Di dalam Allah kita hanya dapat menemukan keamanan dan keselamatan. Ini merupakan fakta yang tidak dapat diubah. Menjadi yakin akan hal ini merupakan doa yang paling efektif dalam menghadapi tantangan tsunami dan letusan gunung berapi. Apa pun bencana yang kita hadapi, keyakinan ini akan mendatangkan kelegaan dan kepastian, bahwa keperluan setiap orang akan dipenuhi.
Apa pun keadaannya, baik saat menghadapi bencana maupun pada saat yang aman, kita dapat merasa yakin bahwa Allah sangat mengasihi ciptaanNya, sebagaimana tertulis dalam Alkitab: “Aku mengasihi engkau dengan kasih yang kekal, sebab itu Aku melanjutkan kasih setia-Ku kepadamu” (Yer 31:3). Firman Allah ini menjamin bahwa Dia tidak menyebabkan penderitaan dan kematian bagi setiap orang di antara anak-anakNya. Paulus berkata, “…baik hidup atau mati, kita adalah milik Tuhan” (Rom 14: 8). Marilah kita ingat bahwa kita adalah “milik Tuhan,” tanpa kecuali, dan karena itu dikasihi, dilindungi, dan abadi.
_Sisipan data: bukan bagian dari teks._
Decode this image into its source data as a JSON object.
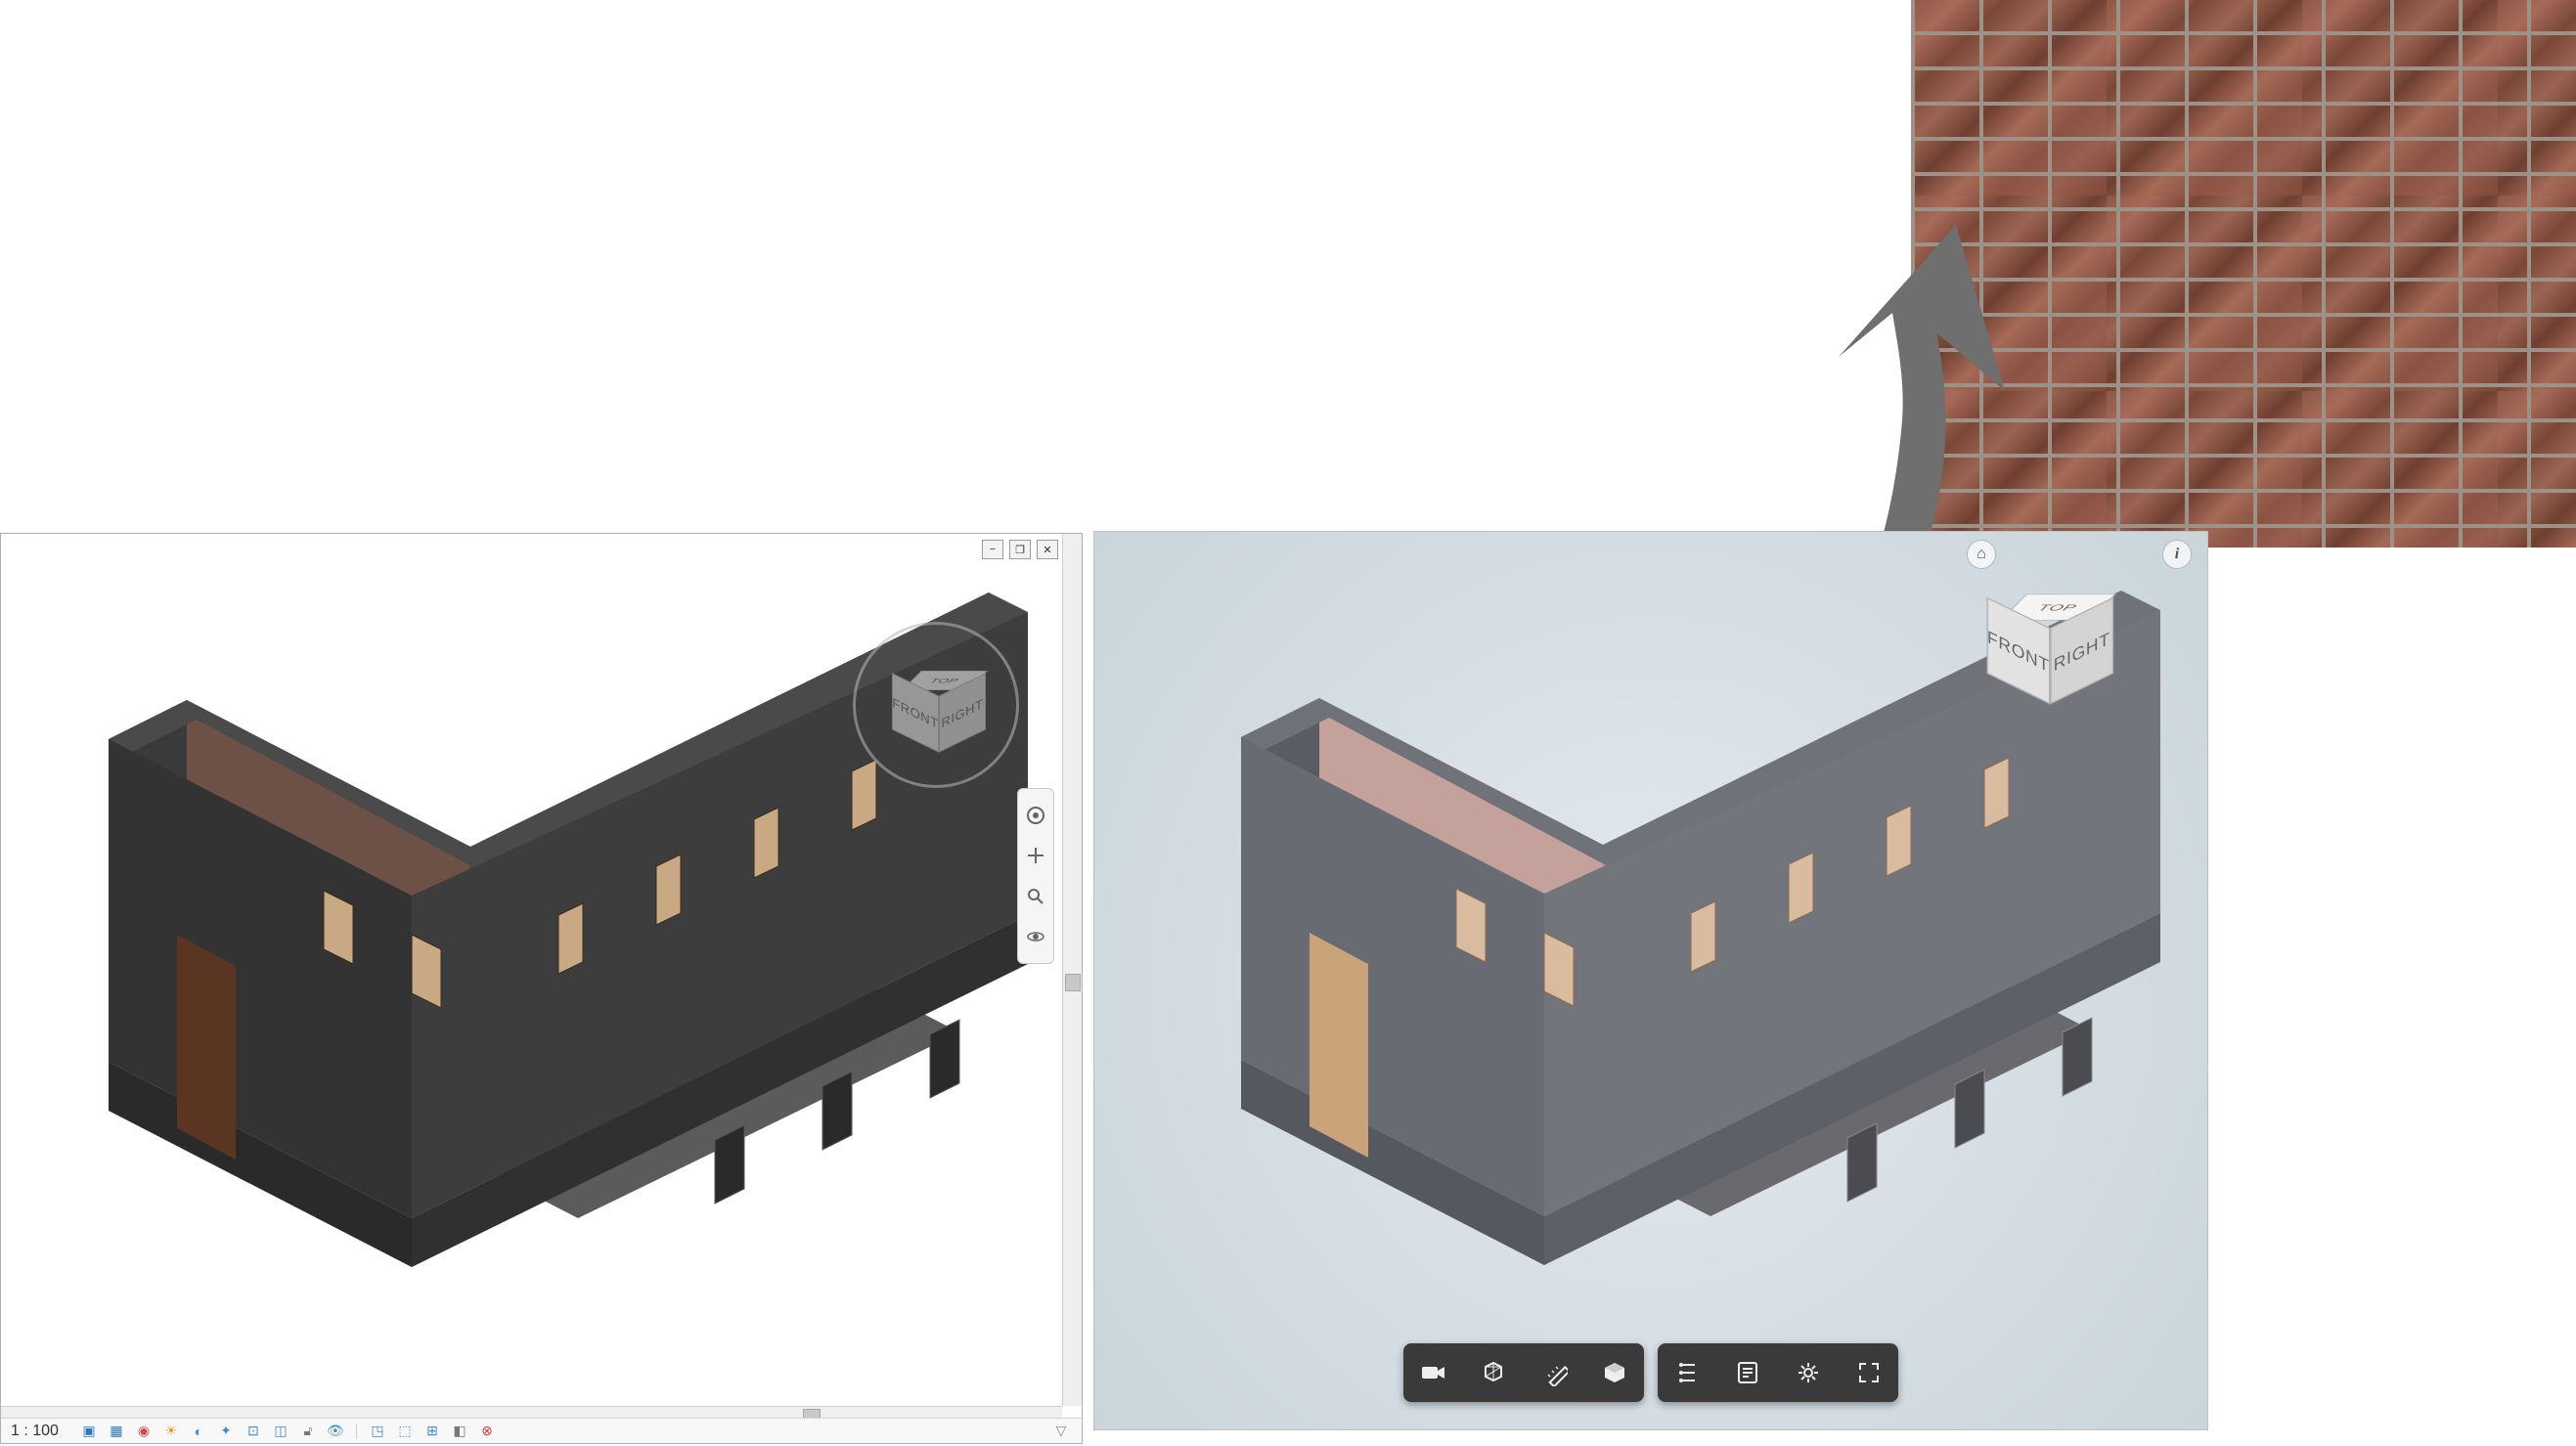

Meskipun ketakutan berusaha menganggu kita, Allah, Kasih ilahi, membuangkan ketakutan. Teman-teman saya di Yogyakarta yang menganut ajaran Ilmupengetahuan Kristen mengatakan bahwa tidak seorang pun di antara mereka merasa takut. Meskipun mereka terganggu oleh tebalnya hujan abu, mereka tahu bahwa Allah tetap mengendalikan keadaan, bahwa Dia tidak pernah menginginkan ciptaanNya menderita, atau anak-anakNya mendapat gangguan. Pada sore harinya turun hujan deras, menjadikan kota mereka bersih dari abu. Seorang teman dari Yogya mengingatkan saya, bahwa "Allah itu bagi kita tempat perlindungan dan kekuatan, sebagai penolong dalam kesesakan sangat terbukti"(Mzm 46:2).
Kasih Allah senantiasa mengelilingi semua orang dan merangkul bangsa Indonesia dengan bantuan, penghiburan, dan keamanan. Beginilah saya berdoa untuk bangsa dan negara kita, Indonesia.